Some have wider-ranging consequences. In the early chaos of the Haitian earthquake, Twitter was buzzing with reports that two commercial airlines were running free flights for doctors and nurses to the country. A commendable action, but one the airlines had to deny publicly.

There were some instances where medical staff were being airlifted so there was a grain of truth in it. However, the subsequent kerfuffle detracted attention that needed to be re-focused on the plight of the Haitian people.

The same dangers that come with spreading gossip verbally also apply to false tweets. The fire might be put out by someone's publicist but the internet is a vast, uncharted territory where smoke lingers for a long time.

This has been the case with the French president Nicolas Sarkozy and his wife Carla Bruni. Rumours of their affairs -- his with a cabinet minister; hers with a musician -- may have been greatly exaggerated. The French press has not been as interested in their private life as the international press has. (Mistresses, secret children and such extra-curricular activities are not considered to be of public interest there.)

The French magazine L'Express has broken le silence to state that the 'news' was created by a trainee French journalist who posted them on Twitter. It was an experiment to see how quickly unverified rumours could spread online.

The relentless pace of instant communication on Twitter means that rumours don't percolate -- they explode. The volume of people getting the message that Sarko and Bruni were at 'love loggerheads' gave it a critical mass, and it became mainstream 'news' overnight.

Now, despite the revelations about where the initial reports may have come from, Sarkozy and Bruni will forever have the cloud of doubt hanging over their marriage, at least in the public's mind. Bruni's statement about the chance of survival for the marriage in the aftermath of the story -- "I guess marriage should be forever but who knows what happens?" -- won't exactly have helped.

Yet the ability of Twitter to convey real news so speedily is one of its main attractions.
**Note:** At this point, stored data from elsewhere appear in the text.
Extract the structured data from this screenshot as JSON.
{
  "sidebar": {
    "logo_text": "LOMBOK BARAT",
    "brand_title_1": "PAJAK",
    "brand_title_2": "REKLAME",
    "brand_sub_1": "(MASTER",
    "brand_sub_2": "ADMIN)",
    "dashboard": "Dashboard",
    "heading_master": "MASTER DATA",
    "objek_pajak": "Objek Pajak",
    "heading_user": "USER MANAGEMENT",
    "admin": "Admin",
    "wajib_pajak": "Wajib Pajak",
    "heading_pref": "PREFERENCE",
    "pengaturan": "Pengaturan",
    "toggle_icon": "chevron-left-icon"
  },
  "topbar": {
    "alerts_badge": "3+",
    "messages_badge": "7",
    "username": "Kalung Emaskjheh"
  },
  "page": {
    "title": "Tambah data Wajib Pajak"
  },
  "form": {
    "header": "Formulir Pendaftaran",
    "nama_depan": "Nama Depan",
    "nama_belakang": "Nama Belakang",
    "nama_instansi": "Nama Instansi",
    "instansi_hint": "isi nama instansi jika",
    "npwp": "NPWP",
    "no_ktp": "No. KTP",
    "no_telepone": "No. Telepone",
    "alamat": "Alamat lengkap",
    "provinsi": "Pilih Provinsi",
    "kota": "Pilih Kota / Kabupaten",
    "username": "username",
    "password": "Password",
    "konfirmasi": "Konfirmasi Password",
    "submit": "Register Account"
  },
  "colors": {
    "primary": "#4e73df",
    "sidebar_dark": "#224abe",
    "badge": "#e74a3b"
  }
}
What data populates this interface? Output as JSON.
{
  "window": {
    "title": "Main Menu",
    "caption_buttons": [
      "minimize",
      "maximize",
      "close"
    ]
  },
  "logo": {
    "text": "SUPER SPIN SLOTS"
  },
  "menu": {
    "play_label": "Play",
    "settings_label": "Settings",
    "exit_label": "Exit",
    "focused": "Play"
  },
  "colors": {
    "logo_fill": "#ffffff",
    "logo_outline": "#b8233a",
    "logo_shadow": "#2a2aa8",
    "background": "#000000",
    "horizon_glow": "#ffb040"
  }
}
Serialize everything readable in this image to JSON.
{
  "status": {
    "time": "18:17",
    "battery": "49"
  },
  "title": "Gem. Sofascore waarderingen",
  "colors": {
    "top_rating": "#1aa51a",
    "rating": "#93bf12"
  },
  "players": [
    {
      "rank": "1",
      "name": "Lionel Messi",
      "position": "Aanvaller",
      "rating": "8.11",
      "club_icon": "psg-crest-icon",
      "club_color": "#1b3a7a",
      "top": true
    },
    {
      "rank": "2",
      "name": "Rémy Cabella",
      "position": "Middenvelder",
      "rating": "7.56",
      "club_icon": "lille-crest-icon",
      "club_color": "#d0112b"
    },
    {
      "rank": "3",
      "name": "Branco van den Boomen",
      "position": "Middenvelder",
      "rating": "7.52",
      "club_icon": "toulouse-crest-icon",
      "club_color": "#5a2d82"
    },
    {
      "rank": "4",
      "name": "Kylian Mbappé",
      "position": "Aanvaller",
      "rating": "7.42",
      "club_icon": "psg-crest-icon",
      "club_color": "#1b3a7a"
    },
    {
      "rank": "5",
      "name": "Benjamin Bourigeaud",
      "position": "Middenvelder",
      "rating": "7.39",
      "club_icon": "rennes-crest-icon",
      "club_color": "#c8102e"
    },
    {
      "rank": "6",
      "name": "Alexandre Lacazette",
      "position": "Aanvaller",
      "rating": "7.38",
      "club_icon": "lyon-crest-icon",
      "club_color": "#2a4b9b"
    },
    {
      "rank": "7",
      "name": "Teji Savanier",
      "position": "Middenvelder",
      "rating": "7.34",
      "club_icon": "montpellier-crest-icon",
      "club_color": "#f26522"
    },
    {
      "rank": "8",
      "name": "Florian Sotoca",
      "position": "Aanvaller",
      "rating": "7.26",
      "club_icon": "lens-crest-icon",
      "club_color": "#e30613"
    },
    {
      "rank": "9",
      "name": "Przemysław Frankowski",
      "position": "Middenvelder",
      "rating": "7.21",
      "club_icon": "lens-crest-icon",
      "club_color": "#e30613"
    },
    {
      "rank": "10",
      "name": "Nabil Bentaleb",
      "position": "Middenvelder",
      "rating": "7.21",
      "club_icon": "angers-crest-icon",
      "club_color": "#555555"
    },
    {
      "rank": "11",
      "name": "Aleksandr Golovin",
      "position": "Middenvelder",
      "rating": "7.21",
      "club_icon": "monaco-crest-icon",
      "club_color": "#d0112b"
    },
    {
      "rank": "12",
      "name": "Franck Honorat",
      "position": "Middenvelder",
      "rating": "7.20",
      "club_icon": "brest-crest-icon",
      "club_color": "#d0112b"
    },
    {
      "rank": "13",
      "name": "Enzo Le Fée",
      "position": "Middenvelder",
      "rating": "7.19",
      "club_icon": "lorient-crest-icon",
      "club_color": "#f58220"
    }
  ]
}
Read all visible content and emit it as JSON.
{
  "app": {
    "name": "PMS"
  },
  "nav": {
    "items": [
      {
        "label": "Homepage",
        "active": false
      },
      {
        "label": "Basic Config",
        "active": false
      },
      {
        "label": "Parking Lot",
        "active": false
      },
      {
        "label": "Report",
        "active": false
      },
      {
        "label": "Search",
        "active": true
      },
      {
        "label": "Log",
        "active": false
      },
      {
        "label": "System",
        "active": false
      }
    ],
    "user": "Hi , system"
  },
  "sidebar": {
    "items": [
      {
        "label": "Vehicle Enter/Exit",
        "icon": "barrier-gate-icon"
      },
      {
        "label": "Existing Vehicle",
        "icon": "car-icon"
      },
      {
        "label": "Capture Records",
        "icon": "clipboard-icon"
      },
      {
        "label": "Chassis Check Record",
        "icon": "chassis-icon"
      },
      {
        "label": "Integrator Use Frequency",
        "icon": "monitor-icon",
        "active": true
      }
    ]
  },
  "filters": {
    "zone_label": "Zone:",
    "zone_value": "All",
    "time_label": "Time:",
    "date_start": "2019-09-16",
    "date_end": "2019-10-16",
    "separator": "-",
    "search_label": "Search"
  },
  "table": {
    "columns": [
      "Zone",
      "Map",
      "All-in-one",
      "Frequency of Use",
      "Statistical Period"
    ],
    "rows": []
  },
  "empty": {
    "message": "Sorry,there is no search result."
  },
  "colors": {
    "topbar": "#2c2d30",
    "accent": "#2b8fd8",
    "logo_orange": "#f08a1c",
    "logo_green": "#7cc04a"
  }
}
It's why I joined it over a year ago, and why I continue to use it. I might be a freelance journalist, alone at my desk, but within an instant I can see what is preoccupying the world -- or at least the part that is on Twitter -- at that given moment.

I'm all for a forum where I can connect with interesting, like-minded people that I would never have otherwise met. Conversely, it's allowed me to gauge the opinions of people who are not so like-minded -- and that can be most interesting of all.
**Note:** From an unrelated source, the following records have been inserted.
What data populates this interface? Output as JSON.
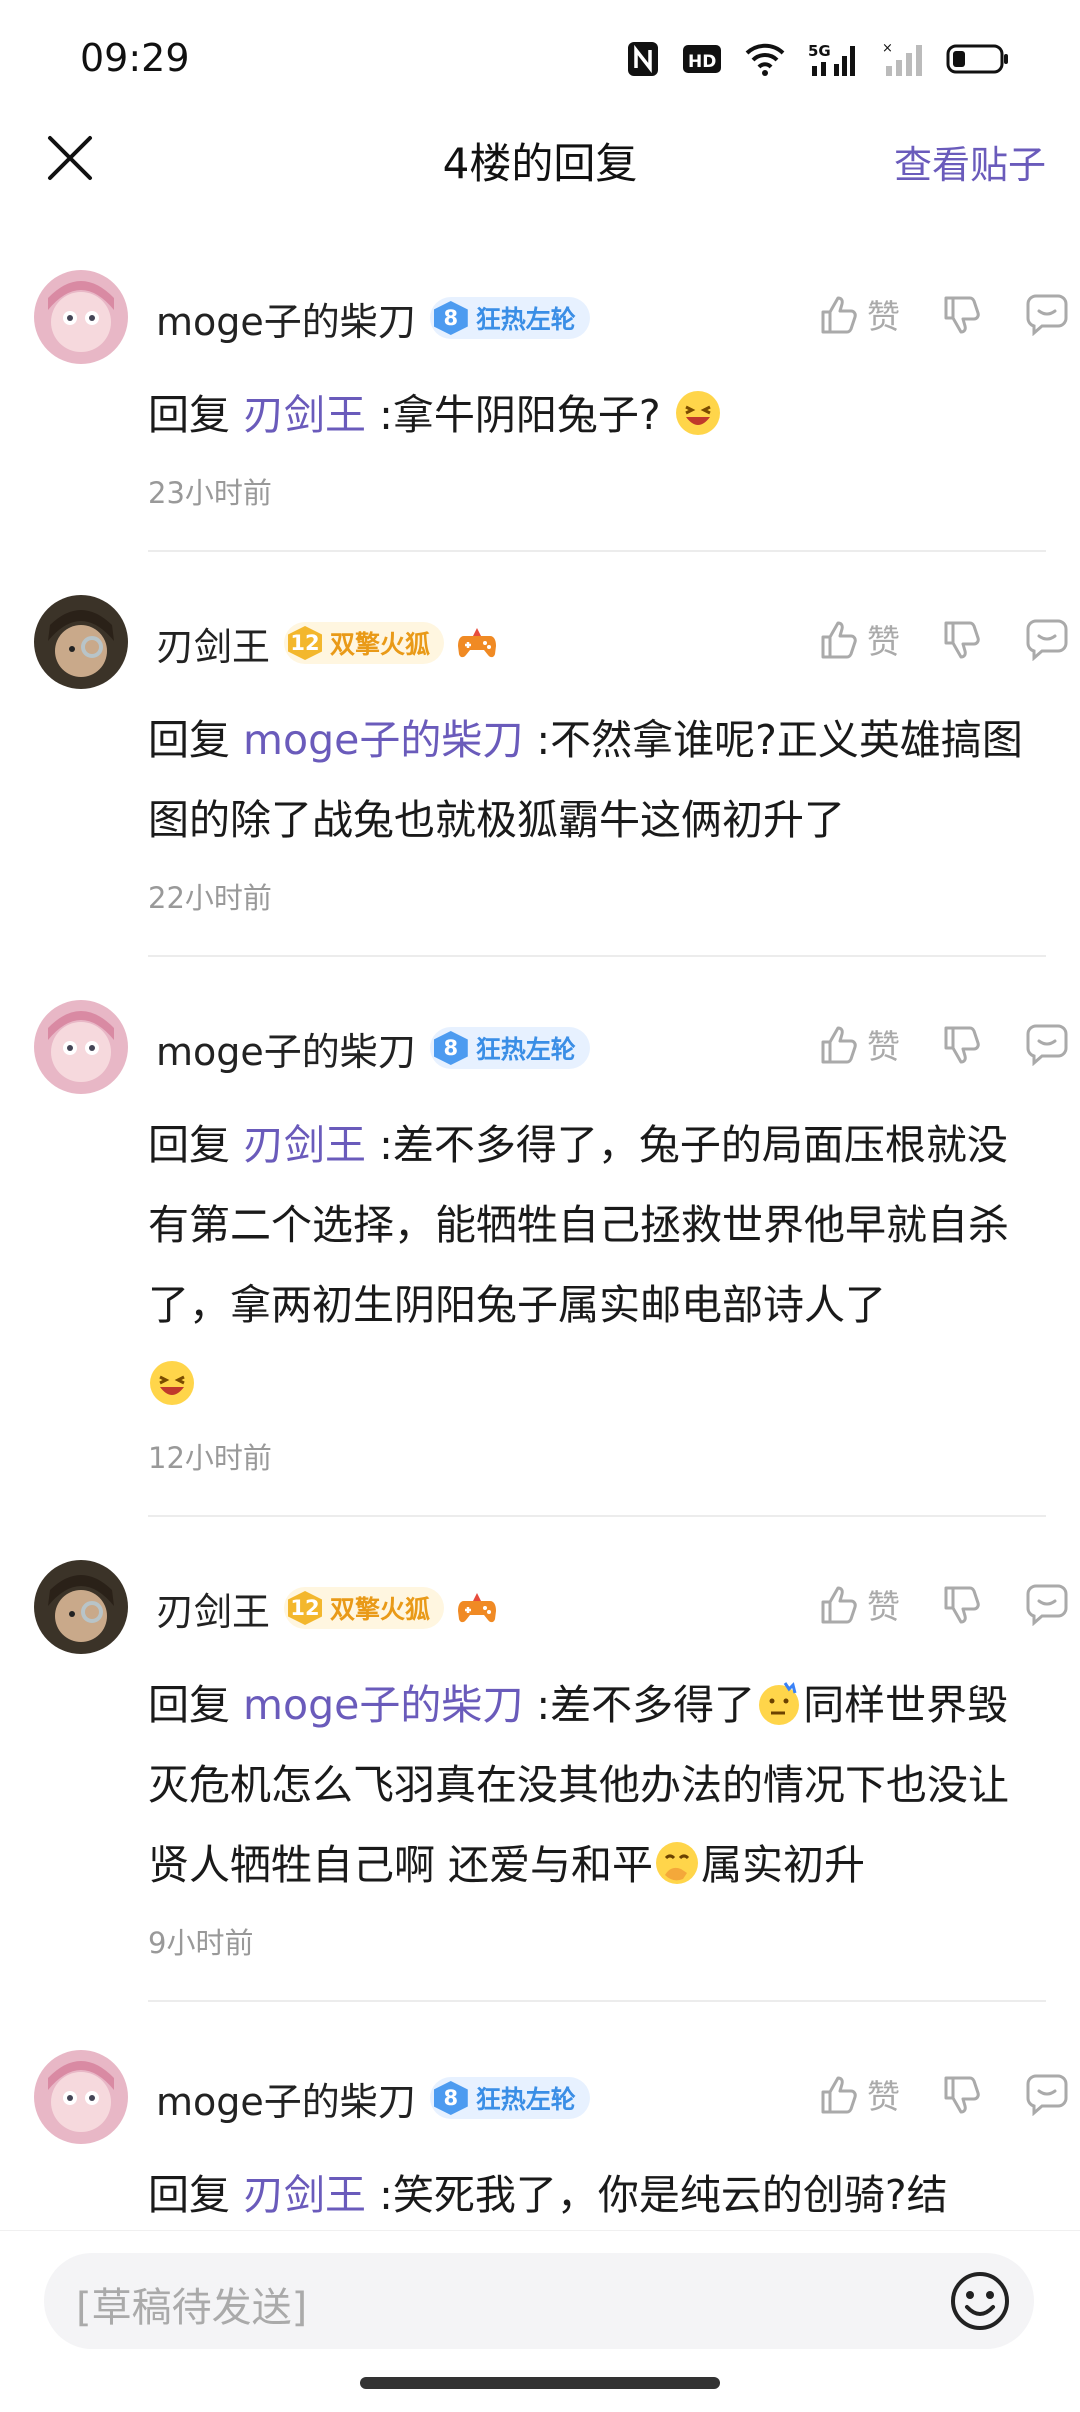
{
  "status_bar": {
    "time": "09:29",
    "icons": [
      "nfc-icon",
      "hd-icon",
      "wifi-icon",
      "5g-signal-icon",
      "signal-icon",
      "battery-icon"
    ]
  },
  "header": {
    "close_icon": "close-icon",
    "title": "4楼的回复",
    "view_post": "查看贴子"
  },
  "actions": {
    "like_label": "赞"
  },
  "replies": [
    {
      "username": "moge子的柴刀",
      "badge_level": "8",
      "badge_text": "狂热左轮",
      "badge_style": "blue",
      "prefix": "回复 ",
      "mention": "刃剑王",
      "text": " :拿牛阴阳兔子?",
      "time": "23小时前"
    },
    {
      "username": "刃剑王",
      "badge_level": "12",
      "badge_text": "双擎火狐",
      "badge_style": "gold",
      "prefix": "回复 ",
      "mention": "moge子的柴刀",
      "text": " :不然拿谁呢?正义英雄搞图图的除了战兔也就极狐霸牛这俩初升了",
      "time": "22小时前"
    },
    {
      "username": "moge子的柴刀",
      "badge_level": "8",
      "badge_text": "狂热左轮",
      "badge_style": "blue",
      "prefix": "回复 ",
      "mention": "刃剑王",
      "text": " :差不多得了，兔子的局面压根就没有第二个选择，能牺牲自己拯救世界他早就自杀了，拿两初生阴阳兔子属实邮电部诗人了",
      "time": "12小时前"
    },
    {
      "username": "刃剑王",
      "badge_level": "12",
      "badge_text": "双擎火狐",
      "badge_style": "gold",
      "prefix": "回复 ",
      "mention": "moge子的柴刀",
      "text_a": " :差不多得了",
      "text_b": "同样世界毁灭危机怎么飞羽真在没其他办法的情况下也没让贤人牺牲自己啊 还爱与和平",
      "text_c": "属实初升",
      "time": "9小时前"
    },
    {
      "username": "moge子的柴刀",
      "badge_level": "8",
      "badge_text": "狂热左轮",
      "badge_style": "blue",
      "prefix": "回复 ",
      "mention": "刃剑王",
      "text": " :笑死我了，你是纯云的创骑?结"
    }
  ],
  "composer": {
    "placeholder": "[草稿待发送]"
  },
  "colors": {
    "accent": "#6a5bbb",
    "badge_blue": "#3a8ee6",
    "badge_gold": "#e99a18",
    "muted": "#999999"
  }
}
But it can be easy to forget how public it is. Posting a tweet is like shinning up the Spire and shouting your opinions through a loud-hailer.

Pop star Miley Cyrus discovered this to her cost. She abandoned Twitter when she realised it had begun to affect her privacy (what's left of it). "I'd tweet, 'I'm here,' and I'd wonder why a thousand fans are outside the restaurant," she said, "Well, hello, I just told them."
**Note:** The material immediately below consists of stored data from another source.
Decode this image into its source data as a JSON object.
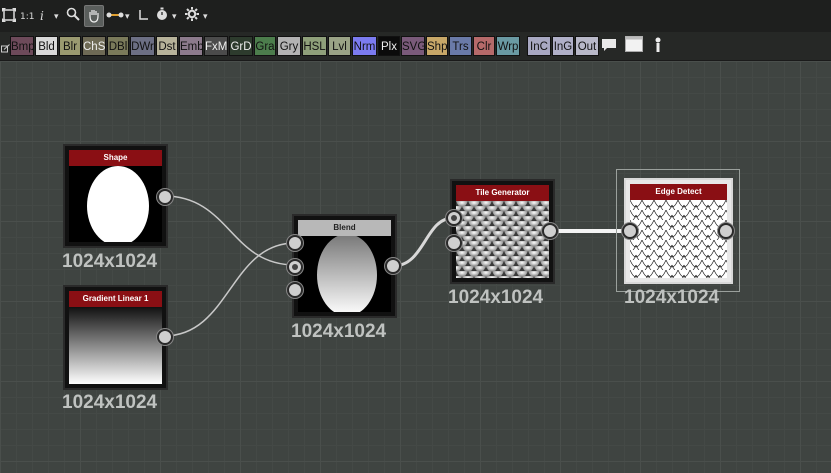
{
  "toolbar": {
    "zoom_label": "1:1",
    "info_label": "i",
    "dropdown_arrow": "▾"
  },
  "filters": [
    {
      "label": "Bmp",
      "bg": "#6d4a5a",
      "fg": "#111"
    },
    {
      "label": "Bld",
      "bg": "#d9d9d9",
      "fg": "#111"
    },
    {
      "label": "Blr",
      "bg": "#9a9a70",
      "fg": "#111"
    },
    {
      "label": "ChS",
      "bg": "#6e6a55",
      "fg": "#eee"
    },
    {
      "label": "DBl",
      "bg": "#7a7a5a",
      "fg": "#111"
    },
    {
      "label": "DWr",
      "bg": "#6c6f84",
      "fg": "#111"
    },
    {
      "label": "Dst",
      "bg": "#b7b39a",
      "fg": "#111"
    },
    {
      "label": "Emb",
      "bg": "#8c7a8c",
      "fg": "#111"
    },
    {
      "label": "FxM",
      "bg": "#4b4b4b",
      "fg": "#eee"
    },
    {
      "label": "GrD",
      "bg": "#2d3b2d",
      "fg": "#eee"
    },
    {
      "label": "Gra",
      "bg": "#4c7d4c",
      "fg": "#111"
    },
    {
      "label": "Gry",
      "bg": "#b3b3b3",
      "fg": "#111"
    },
    {
      "label": "HSL",
      "bg": "#8fa07a",
      "fg": "#111"
    },
    {
      "label": "Lvl",
      "bg": "#9aa386",
      "fg": "#111"
    },
    {
      "label": "Nrm",
      "bg": "#7b7bf0",
      "fg": "#111"
    },
    {
      "label": "Plx",
      "bg": "#0b0b0b",
      "fg": "#eee"
    },
    {
      "label": "SVG",
      "bg": "#7a5a7a",
      "fg": "#111"
    },
    {
      "label": "Shp",
      "bg": "#c8a868",
      "fg": "#111"
    },
    {
      "label": "Trs",
      "bg": "#6a7aa8",
      "fg": "#111"
    },
    {
      "label": "Clr",
      "bg": "#b66a6a",
      "fg": "#111"
    },
    {
      "label": "Wrp",
      "bg": "#6a9aa3",
      "fg": "#111"
    },
    {
      "label": "InC",
      "bg": "#a8a8c2",
      "fg": "#111"
    },
    {
      "label": "InG",
      "bg": "#b0b0c8",
      "fg": "#111"
    },
    {
      "label": "Out",
      "bg": "#b8b8c8",
      "fg": "#111"
    }
  ],
  "nodes": {
    "shape": {
      "title": "Shape",
      "resolution": "1024x1024"
    },
    "gradient": {
      "title": "Gradient Linear 1",
      "resolution": "1024x1024"
    },
    "blend": {
      "title": "Blend",
      "resolution": "1024x1024"
    },
    "tile": {
      "title": "Tile Generator",
      "resolution": "1024x1024"
    },
    "edge": {
      "title": "Edge Detect",
      "resolution": "1024x1024"
    }
  },
  "colors": {
    "node_title": "#8a0f14",
    "canvas": "#3f4441"
  }
}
Actor and writer Stephen Fry liked that Twitter brought him in close contact with fans, but threatened to leave when one of his followers dared to brand him "boring".

The public nature of the site can blur the line between a professional and private persona -- a difficulty encountered by Sky Sports presenter Chloe Everton, who was given a slap on the wrist by her employers for her double entendre-laden tweets.

On the other hand, too much can be made of nothing just because the tweeter is high-profile. Newstalk presenter Sean Moncrieff, for example, had a tweet repeated and analysed in a Sunday newspaper last weekend, even though it was clearly a joke.

The tell-all technology -- it is just so easy to fire off an angry or emotional message and hit the 'Tweet' button -- can be all too tempting. We've had a woman tweeting that she was having a miscarriage in work, and another that her son had just fallen into a swimming pool and drowned. Both women were deemed to have 'over-shared' and roundly criticised.

A tweet might only allow 140 characters but those instances show it can carry an emotional punch above its weight. The brevity is the beauty of it, but not getting the full picture can lead to all sorts of misunderstandings. The key to safe twittering is this: don't tweet anything you're not prepared to say to someone's face IRL (that's 'In Real Life', folks).